Good as her word, she came in on the Monday. Bon voyage gifts were laid on, jokes made about Florida, about septuagenarian lovers. Embraces, tears, laughter. Polly looked fine. Her friend was in good health, a gentleman, well enough off; they would be all right. How I envied them! She wished me the best; half her life was in that office; we’d done remarkable things together. She paused. She didn’t believe history really repeated itself. There were echoes, of course, if you listened for them, but the future — what there was of it for people our age — was new, and lay ahead, not behind us. All very well, I thought; yet what about…

But as if by tacit agreement, no allusion whatever was made to…

And so Tuesday the 17th came and went in thunderous silence, as if Polly’s flight laid an antisonic boom along the Eastern Shore. From 9 to 5, whenever Ms. Pond was in the office, I managed to drop things: my pen, my iced-coffee spoon; she must think me senile. But they were gracefully and soundlessly retrieved, a young woman picking up after an old codger with a sudden unquenchable thirst for iced coffee and a queer predilection for staring out the window at a certain oyster-shell pile.

Nothing — unless indeed opposites, negatives, count, in which case perhaps the entire absence of Polly Lake, and a fortiori of her etc., might betoken at the least my loss of the pending contest over Harrison’s will, and at the worst… Nonsense: 11 R didn’t happen, not on PLF Day or the next, or the next, by when in my frustration I was not fit society. For if time is not circling ’round, then 8 and 10 R, Jane’s return to me in the evening of our lives, that wondrous O out by Red Nun 20… portend nothing. My inchoate vision on the New Bridge was a delusion, and Now will be Tomorrow and Tomorrow: empty.

I missed Polly. There was no Jane. I was a fool.

At half past three yesterday I left the office, saying truly I felt ill and meant to rest up in the country till Monday. The afternoon was airless; I’d left my car back at the cottage: I motored O.J. out from Slip #2 and downriver to its Todds Point dock.
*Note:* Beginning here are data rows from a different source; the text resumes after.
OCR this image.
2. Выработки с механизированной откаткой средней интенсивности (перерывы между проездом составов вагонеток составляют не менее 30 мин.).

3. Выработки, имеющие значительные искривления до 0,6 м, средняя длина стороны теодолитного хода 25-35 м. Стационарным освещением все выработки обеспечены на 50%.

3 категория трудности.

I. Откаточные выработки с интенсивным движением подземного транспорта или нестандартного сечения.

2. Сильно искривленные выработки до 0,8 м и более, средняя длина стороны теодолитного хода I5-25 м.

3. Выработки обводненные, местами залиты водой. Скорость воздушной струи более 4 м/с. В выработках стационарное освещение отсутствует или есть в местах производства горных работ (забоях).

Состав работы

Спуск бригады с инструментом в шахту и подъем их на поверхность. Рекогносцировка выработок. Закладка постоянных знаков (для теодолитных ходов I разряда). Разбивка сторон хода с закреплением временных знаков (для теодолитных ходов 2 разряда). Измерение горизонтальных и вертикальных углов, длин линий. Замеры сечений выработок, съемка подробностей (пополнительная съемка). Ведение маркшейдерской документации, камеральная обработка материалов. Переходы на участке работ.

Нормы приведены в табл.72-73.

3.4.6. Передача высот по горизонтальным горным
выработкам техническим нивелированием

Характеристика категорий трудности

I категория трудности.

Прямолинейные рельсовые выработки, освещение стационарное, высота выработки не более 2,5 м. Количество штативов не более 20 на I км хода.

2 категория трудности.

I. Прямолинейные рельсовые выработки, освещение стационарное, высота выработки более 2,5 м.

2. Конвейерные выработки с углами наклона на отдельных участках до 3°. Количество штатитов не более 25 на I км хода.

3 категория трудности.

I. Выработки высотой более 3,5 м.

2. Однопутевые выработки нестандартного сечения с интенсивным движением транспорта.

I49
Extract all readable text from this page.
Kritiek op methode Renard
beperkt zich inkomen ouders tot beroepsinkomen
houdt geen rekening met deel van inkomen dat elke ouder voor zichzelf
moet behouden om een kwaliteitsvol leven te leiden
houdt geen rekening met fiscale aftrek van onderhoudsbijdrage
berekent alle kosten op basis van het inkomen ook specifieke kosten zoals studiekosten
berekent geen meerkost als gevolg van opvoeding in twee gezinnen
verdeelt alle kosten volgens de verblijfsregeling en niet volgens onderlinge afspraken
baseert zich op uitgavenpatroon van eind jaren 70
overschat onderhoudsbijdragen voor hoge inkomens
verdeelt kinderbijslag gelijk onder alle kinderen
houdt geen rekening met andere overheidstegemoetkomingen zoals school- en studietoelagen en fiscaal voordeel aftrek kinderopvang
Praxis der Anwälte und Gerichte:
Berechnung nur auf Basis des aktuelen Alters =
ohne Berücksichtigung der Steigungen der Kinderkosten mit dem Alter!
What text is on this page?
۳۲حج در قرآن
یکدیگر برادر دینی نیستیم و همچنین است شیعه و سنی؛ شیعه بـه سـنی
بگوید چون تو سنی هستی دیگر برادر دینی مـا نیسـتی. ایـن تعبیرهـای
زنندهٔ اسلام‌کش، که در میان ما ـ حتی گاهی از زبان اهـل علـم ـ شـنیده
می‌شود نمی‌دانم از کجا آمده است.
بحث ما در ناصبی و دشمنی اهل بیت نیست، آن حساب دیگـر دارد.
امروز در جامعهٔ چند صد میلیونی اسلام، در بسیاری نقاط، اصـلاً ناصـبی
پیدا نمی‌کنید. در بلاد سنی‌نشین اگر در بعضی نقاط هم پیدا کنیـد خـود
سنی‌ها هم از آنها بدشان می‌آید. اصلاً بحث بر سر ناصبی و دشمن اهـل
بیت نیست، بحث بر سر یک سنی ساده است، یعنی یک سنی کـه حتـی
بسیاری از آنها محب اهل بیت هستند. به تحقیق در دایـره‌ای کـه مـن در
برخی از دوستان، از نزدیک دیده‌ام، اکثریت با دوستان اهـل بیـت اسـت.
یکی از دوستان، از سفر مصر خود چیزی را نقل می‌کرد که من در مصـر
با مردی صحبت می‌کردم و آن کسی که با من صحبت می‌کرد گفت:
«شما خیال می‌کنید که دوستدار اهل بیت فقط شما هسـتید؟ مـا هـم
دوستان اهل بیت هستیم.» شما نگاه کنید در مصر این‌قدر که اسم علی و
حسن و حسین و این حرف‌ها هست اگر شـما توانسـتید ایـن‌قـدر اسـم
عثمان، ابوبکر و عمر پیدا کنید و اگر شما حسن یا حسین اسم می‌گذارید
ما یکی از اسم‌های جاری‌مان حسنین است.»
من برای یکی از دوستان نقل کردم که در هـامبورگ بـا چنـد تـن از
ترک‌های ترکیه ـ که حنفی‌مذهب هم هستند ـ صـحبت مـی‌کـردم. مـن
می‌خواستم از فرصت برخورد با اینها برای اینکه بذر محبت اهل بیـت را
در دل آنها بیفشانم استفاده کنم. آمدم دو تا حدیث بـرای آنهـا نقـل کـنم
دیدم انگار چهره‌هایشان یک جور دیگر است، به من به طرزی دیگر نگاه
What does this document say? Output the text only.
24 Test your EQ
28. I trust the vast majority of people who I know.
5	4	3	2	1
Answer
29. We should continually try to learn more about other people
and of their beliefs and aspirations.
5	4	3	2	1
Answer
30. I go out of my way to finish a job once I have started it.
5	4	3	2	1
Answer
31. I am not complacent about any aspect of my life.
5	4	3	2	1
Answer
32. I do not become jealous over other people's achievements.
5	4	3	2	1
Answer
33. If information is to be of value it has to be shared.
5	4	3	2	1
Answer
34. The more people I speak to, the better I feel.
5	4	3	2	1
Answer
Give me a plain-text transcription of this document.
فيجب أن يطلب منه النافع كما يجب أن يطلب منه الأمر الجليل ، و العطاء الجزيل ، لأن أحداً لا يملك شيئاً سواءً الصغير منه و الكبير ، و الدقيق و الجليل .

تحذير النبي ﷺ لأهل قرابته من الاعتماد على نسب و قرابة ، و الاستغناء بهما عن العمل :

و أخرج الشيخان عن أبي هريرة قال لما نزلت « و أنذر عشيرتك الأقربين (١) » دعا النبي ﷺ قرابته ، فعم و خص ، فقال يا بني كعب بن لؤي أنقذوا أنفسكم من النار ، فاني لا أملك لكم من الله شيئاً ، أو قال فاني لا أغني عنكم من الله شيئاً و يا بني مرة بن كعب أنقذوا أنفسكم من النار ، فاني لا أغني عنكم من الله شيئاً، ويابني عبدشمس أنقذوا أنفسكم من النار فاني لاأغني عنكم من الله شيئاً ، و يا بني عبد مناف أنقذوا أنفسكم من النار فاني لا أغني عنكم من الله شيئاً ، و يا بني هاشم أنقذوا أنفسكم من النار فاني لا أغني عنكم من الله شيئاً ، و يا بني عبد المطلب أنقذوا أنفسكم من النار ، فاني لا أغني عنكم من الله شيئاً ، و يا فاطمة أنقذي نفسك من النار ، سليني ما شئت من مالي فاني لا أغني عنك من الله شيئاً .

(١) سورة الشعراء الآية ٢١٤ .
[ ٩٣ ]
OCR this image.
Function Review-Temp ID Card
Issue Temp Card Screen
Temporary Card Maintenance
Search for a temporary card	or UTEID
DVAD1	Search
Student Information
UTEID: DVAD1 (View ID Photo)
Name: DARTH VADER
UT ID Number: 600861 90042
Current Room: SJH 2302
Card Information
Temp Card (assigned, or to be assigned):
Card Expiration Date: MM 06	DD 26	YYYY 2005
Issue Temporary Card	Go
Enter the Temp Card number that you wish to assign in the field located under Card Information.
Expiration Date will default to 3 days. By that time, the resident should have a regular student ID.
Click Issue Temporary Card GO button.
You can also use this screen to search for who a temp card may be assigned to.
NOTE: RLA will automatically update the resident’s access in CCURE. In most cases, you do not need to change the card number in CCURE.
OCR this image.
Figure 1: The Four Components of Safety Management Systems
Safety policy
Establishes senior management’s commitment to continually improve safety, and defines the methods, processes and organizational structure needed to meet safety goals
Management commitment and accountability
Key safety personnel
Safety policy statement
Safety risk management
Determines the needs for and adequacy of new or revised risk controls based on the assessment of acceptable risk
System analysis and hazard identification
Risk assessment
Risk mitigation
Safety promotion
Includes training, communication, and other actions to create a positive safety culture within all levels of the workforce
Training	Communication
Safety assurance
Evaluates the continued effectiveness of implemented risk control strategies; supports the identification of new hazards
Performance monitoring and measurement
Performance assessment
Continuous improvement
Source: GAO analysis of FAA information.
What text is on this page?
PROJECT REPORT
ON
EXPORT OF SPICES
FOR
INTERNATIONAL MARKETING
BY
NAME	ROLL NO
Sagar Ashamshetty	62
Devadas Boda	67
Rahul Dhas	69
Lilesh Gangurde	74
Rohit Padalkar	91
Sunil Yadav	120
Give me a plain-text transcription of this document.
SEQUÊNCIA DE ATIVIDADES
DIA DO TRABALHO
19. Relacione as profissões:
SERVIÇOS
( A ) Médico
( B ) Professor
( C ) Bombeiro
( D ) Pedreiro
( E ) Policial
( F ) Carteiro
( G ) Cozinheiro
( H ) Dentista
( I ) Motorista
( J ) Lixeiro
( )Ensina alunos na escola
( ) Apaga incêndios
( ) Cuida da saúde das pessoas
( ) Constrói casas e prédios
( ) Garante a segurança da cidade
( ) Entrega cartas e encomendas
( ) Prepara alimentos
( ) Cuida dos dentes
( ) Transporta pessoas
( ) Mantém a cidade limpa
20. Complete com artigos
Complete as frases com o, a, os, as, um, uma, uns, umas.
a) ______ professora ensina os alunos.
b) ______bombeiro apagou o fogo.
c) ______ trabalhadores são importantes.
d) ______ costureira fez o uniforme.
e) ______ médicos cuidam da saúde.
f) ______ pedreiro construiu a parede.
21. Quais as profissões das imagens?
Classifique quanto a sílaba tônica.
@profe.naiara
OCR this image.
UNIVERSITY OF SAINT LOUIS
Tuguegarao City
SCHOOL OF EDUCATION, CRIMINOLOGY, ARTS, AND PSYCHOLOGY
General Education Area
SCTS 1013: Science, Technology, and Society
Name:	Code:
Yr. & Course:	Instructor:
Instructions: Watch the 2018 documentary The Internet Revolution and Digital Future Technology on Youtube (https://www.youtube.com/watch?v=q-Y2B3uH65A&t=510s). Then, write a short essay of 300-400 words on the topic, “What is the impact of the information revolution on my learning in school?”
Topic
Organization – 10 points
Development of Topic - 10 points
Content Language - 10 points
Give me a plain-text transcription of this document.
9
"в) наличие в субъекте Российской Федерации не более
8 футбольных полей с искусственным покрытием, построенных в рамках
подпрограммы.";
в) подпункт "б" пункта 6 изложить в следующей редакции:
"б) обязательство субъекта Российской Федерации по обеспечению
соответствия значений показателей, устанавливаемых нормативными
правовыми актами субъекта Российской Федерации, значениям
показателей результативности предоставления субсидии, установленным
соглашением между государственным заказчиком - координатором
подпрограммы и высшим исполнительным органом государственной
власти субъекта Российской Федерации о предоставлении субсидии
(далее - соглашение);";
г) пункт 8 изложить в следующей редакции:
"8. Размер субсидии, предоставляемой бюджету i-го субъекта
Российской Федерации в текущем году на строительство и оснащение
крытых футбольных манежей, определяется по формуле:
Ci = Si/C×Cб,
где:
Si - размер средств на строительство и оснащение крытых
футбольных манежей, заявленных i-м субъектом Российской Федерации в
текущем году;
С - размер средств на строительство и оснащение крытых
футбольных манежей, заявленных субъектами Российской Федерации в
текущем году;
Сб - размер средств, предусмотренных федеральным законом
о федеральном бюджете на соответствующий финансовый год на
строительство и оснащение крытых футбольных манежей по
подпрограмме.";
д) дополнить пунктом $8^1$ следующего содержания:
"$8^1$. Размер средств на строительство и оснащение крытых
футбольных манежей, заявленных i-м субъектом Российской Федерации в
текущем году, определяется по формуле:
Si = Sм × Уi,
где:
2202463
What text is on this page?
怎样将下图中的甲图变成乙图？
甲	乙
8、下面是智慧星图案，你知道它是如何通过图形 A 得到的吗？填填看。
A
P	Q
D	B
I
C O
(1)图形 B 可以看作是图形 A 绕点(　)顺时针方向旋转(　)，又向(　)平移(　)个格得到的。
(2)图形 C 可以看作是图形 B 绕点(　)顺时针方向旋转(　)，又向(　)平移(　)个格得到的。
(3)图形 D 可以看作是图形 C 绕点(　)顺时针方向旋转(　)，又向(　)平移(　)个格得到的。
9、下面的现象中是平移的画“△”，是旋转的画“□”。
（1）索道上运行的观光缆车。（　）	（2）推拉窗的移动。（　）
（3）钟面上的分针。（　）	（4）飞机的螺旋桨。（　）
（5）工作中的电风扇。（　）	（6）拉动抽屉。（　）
As I left the Howell Point day beacon to starboard, I saw the Original Floating Theatre II chugging out of the Tred Avon into the Choptank, en route from Oxford to Cambridge for the weekend (unlike the original Original, the replica is self-propelled). I kept my eyes on it, not to glimpse a certain red buoy to port, the sight of which just then would have undone me. Docked, I took a swim (no sea nettles yet) and lingered on deck for cocktails; even made dinner aboard, to put off entering this cottage too crowded with ghosts. Over the last of the wine, by the light of citronella candles in the cockpit (but there are no mosquitoes yet either, to speak of), I read the Evening Sun and wondered how the prospecting was in Florida.

The phone fetched me in just after dusk, when the swifts had given way to the swallows and the swallows to the bats. It’s me, she said: Jane.

I replied: I resist the obvious reply.

What? O.

Say that again, please.

What? She was in Dorset Heights. Might she stop by at the office tomorrow?

She didn’t sound entirely official. I took a breath, and a chance. Here I am at the cottage, I said: why not make Tomorrow Now?

She couldn’t, possibly, much as she’d like to see the place again. She had a dozen things to do before bedtime. Didn’t I have a minute tomorrow?

Another chance: I’m in Baltimore tomorrow till three, I lied; then I plan to drive straight back here for the weekend. Will you meet me here at six for dinner, or shall I pick you up and fetch you out? Grilled rockfish with fennel and rémoulade, a house specialty.

She hesitated; my heart and history likewise.

Well… okay. She’d drive out. Make it six-thirty? Bye.

No matter that her hesitation, I was quite confident, had to do with the logistics of her business day and not the implications of revisiting me in situ where the world began. She was coming!